At the meeting the two leaders signed an agreement to advance climate and clean energy action between Australia and the United States. Mr Biden said the new Climate, Critical Minerals and Clean Energy Transformation Compact would add a third pillar to the US-Australia alliance.
“We are going to establish climate and energy as the third pillar of the Australia-US alliance. This will enable the expansion and diversification of clean energy supply chains, especially as it relates to critical materials,” he said.
‘An open, stable, secure Indo-Pacific’
Mr Albanese and Mr Biden held a shortened 30-minute meeting with Japanese Prime Minister Fumio Kishida, and Indian Prime Minister Narendra Modi around 9.30pm AEST on Saturday night.
Mr Albanese, this year’s Quad chair, opened the meeting in Hiroshima and said it showed the Quad could be flexible after it was forced into a last-minute relocation from Australia to the G7 summit in Japan.
“It’s an example of our resolve,” he said. “We are standing together for an open, stable, and secure Indo-Pacific.”
Mr Biden thanked the group for their “gracious flexibility”, adding that “setting the day is different, but the mission remains the same”,
“Many people are going to look back on the Quad, God willing, in 10, 20, 30 years from now and say you changed the dynamic, not only in the region, but of the world,” the US president said.
“In the last two years we have made enormous progress and are launching new initiatives to keep that progress going.”
He said those initiatives included building secure telecommunications, strengthening cooperation on submarine cables, and joint efforts between private sector to invest in infrastructure and clean energy.
Mr Modi said next year’s leaders summit would be held in India, meaning Australia has missed out on hosting the meeting for some time after this week’s cancellation.
“We are moving forward with a constructive agenda based on shared democratic values,” he said.
PM to visit White House
On Wednesday, Mr Biden cancelled his trip to Sydney, scheduled for next week, to be in Washington to break the impasse in Congress over the US debt ceiling, forcing the meeting to be shifted to Hiroshima where all four world leaders would be in attendance at the G7 summit anyway.
“I still believe we will be able to avoid a default,” Mr Biden said when asked about the state of negotiations.
Following the cancellation of his trip to Australia, the US president said he would host Mr Albanese in Washington for a state visit later this year.
The pair’s Japan meeting marked the sixth time the two have met since Mr Albanese was sworn in as prime minister a year ago.
Their three previous formal meetings were at the Quad leaders summit in Tokyo in May last year, the East Asia summit in Cambodia and the AUKUS meeting in San Diego.

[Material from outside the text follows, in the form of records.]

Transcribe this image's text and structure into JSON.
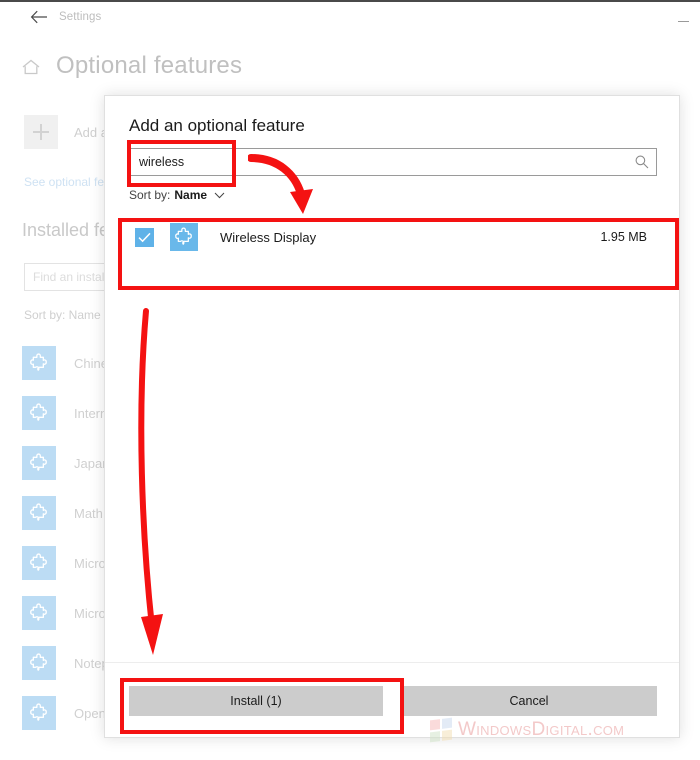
{
  "window": {
    "titlebar_title": "Settings",
    "back_icon": "back-arrow-icon",
    "minimize_icon": "minimize-icon"
  },
  "page": {
    "home_icon": "home-icon",
    "title": "Optional features",
    "add_feature": {
      "icon": "plus-icon",
      "label": "Add a fe"
    },
    "see_optional_link": "See optional fea",
    "installed_heading": "Installed fea",
    "find_installed_placeholder": "Find an install",
    "sort_row": "Sort by: Name",
    "installed_items": [
      {
        "icon": "puzzle-piece-icon",
        "name": "Chinese"
      },
      {
        "icon": "puzzle-piece-icon",
        "name": "Internet"
      },
      {
        "icon": "puzzle-piece-icon",
        "name": "Japanese"
      },
      {
        "icon": "puzzle-piece-icon",
        "name": "Math Re"
      },
      {
        "icon": "puzzle-piece-icon",
        "name": "Microso"
      },
      {
        "icon": "puzzle-piece-icon",
        "name": "Microso"
      },
      {
        "icon": "puzzle-piece-icon",
        "name": "Notepad"
      },
      {
        "icon": "puzzle-piece-icon",
        "name": "OpenSS"
      }
    ]
  },
  "dialog": {
    "title": "Add an optional feature",
    "search": {
      "value": "wireless",
      "placeholder": "",
      "icon": "search-icon"
    },
    "sort": {
      "label": "Sort by:",
      "value": "Name",
      "chevron": "chevron-down-icon"
    },
    "results": [
      {
        "checked": true,
        "icon": "puzzle-piece-icon",
        "name": "Wireless Display",
        "size": "1.95 MB"
      }
    ],
    "buttons": {
      "install": "Install (1)",
      "cancel": "Cancel"
    }
  },
  "annotations": {
    "accent_color": "#f41212",
    "highlight_search": "redbox-search-field",
    "highlight_result": "redbox-result-row",
    "highlight_install": "redbox-install-button",
    "arrow_curved": "red-curved-arrow",
    "arrow_long": "red-long-arrow"
  },
  "watermark": {
    "text": "WindowsDigital.com"
  },
  "colors": {
    "accent_blue": "#69b8ea",
    "checkbox_blue": "#5fb2e8",
    "button_gray": "#cccccc",
    "annotation_red": "#f41212"
  }
}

They also met on the sidelines of the NATO summit Madrid and the G20 summit in Bali.
The prime minister also met with UN Secretary General Antonia Guterres on Saturday where Mr Albanese reiterated Australia’s commitment to the multilateral system and discussed support for small island nations.
Mr Albanese was also scheduled to meet European Commission president Ursula von der Leyen on Saturday.
Australia faces growing competition in the surge in demand for critical minerals needed for a low-emissions environment, citing the Biden administration’s Inflation Reduction Act and similar measures in Canada.